I'm running Gummy Charged GBE 2.0 and for some reason, the LTE randomly drops during periods of extended streaming. Netflix via wifi tether, for example. It never did this on the Froyo Gummy Charged, and I'm wondering if I should flash a different radio. I'm confident flashing files, themes, and ROMS, but have never messed with radios before. 

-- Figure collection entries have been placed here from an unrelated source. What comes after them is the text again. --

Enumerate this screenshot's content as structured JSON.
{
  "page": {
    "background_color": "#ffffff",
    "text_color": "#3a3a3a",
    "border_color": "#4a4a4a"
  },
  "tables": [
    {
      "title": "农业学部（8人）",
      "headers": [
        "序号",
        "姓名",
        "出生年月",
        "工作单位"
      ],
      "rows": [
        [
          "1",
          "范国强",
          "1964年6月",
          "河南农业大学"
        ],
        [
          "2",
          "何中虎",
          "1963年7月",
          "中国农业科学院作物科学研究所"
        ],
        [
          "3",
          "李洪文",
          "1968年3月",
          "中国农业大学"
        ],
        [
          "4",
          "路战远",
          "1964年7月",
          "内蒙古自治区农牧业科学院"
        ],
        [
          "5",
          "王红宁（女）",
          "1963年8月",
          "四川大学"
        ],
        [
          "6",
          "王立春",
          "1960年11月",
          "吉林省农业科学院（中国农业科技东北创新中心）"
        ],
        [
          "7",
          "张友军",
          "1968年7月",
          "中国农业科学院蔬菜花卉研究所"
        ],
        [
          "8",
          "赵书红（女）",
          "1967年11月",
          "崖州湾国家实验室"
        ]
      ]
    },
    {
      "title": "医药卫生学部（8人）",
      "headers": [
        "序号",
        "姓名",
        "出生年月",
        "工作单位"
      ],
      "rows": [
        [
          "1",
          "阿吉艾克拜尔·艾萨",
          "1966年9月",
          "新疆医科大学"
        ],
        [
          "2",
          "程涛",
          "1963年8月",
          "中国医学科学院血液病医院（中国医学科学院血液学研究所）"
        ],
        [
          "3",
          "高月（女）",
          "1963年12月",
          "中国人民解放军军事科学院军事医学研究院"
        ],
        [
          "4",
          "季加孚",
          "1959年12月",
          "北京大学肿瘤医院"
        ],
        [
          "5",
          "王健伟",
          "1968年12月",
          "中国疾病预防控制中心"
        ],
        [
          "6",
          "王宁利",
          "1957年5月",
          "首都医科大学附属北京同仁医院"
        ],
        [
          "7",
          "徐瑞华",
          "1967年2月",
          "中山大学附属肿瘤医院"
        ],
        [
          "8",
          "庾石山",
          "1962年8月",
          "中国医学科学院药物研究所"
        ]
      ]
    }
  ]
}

Here's a screenshot of my baseband, etc: 
http://db.tt/afOmh5QO 

Thanks for any help.


----------



## JihadSquad (Nov 2, 2011)

I would suggest ditching Gummy.


----------



## RWNube (Sep 30, 2011)

I've used the EP4D radio with Gummycharged 2.0 FE without issue.
Just Odin the EP4D radio file. Use the PDA button in Odin, unless you like decorative paper weights.
Froyo is pretty week though.


----------



## MidnightNinja (Dec 10, 2011)

Your radio means very little.

People have different results with different radios. Try a couple, if you want to stay on gummy. Gummy, however is no longer supported. I recommend that you go to an officially supported ROM, like TweakStock, Eclipse or Infinity.


----------



## addisontodd (Dec 22, 2011)

Bounced to TweakStock 1.1 last night, and so far I'm loving it. Thanks for the replies!


----------



## MidnightNinja (Dec 10, 2011)

No problem. Glad I could help.


----------